COS’è IL FANTASANREMO
Perché Sanremo è Sanremo. Lo cantava Pippo Caruso nel 1995, e il titolo di quella canzone è pian piano diventato un modo di dire per riferirsi all’importanza del Festival della Canzone Italiana. Un appuntamento che unisce amanti della musica, della moda e del gossip, ma che è tornato alla ribalta negli ultimi anni anche perché è diventato un’occasione per sfidare amici e parenti. Questo grazie al FantaSanremo, un gioco completamente gratuito su app che permette ad ogni utente di creare la propria squadra con i cantanti che partecipano, e di indire un capitano: i suoi punti valgono doppio. In base ad un regolamento fatto di bonus e malus, i telespettatori si ritrovano a guardare il Festival per vedere se i beniamini che hanno in squadra gli fanno guadagnare punti.
Una sorta di Fantacalcio, che ha fatto impazzire tutti, oltre che a movimentare di conseguenza tutto ciò che avviene sul palco del Teatro Ariston, con gli artisti che si ritrovano a regalare i fiori all’orchestra, cantare a piedi nudi o con gli occhiali da sole, indossare un accessorio verde, rubare una borsetta a qualcuno nel pubblico, indossare un abito semi-trasparente. Sono solo alcune delle azioni che fanno guadagnare punti. Ogni squadra può essere inserita in una lega, così da poter gareggiare contro gli altri. Quest’anno, a pochi giorni dall’inizio del Festival, il contatore ha superato quota 2 milioni di squadre, con oltre 185 mila leghe già formate.
COM’è NATA L’IDEA

Tutto era iniziato nel bar Corva di Papalina, dove durante una cena tra amici era nata l’idea di un fantasy game con protagonisti i cantanti della contemporanea edizione del Festival. Svilupparono un regolamento con bonus e malus e iniziarono a sfidarsi tra loro. Complice la Pandemia da Covid-19 che ha reso impossibile riunirsi al bar per continuare la tradizione, nel 2021 la compagnia formata da lavoratori dello spettacolo, musicisti, insegnanti e creativi ha deciso di approdare sul web con un sito pensato per ospitare circa 100 squadre.

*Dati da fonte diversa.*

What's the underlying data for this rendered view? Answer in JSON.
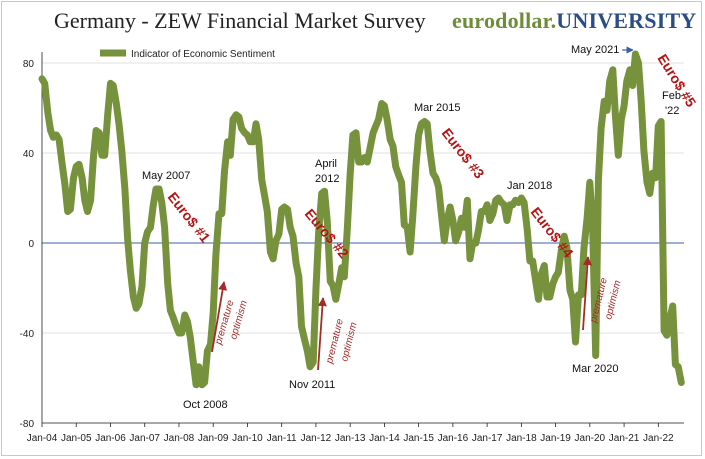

Da lì il successo è stato rapido e le iscrizioni arrivarono fino a 50mila, raggiungendo perfino gli artisti di quella edizione, tanto che «Fedez e Francesca Michielin hanno letto in diretta Instagram il regolamento», ha raccontato uno di loro. Intuendo che il gioco avrebbe potuto avere ancora più seguito, il gruppo ha fondato la società a responsabilità limitata semplificata Mk2 il 26 novembre del 2021. E l’intuizione è stata più che giusta. Nelle edizioni successive del Festival i numeri non hanno fatto altro che crescere. Soprattutto il 2022 è stato l’anno della consacrazione, grazie al il direttore artistico Amadeus che si era prestato al gioco sopra e sotto il palco.
QUANTO GUADAGNANO

Numeri da capogiro che fanno intuire quanto il ritorno economico, nonostante sia un gioco a costo zero per il pubblico, sia ingente. Anche perché non si occupano più solo di fidelizzare i telespettatori con i giochi, ma anche di promuovere eventi, creare contenuti e assodare uno stile comunicativo sempre più efficace. Il FantaSanremo ogni anno fa il pieno di sponsorizzazioni: Aperol, Arredissima, Bancomat, Chanteclair, Eurospin, Italpizza, Colgate, Disney plus, Ticketone e molti altri. Nel 2022 il fatturato era di 173mila euro con un ricavo di 22mila euro. Nel 2024, i 2 milioni di euro, con utili che hanno superato il milione e mezzo, , un margine che poche startup in Italia possono vantare. Per conoscere i numeri dell’edizione del 2026 dovremo aspettare la fine del Festival.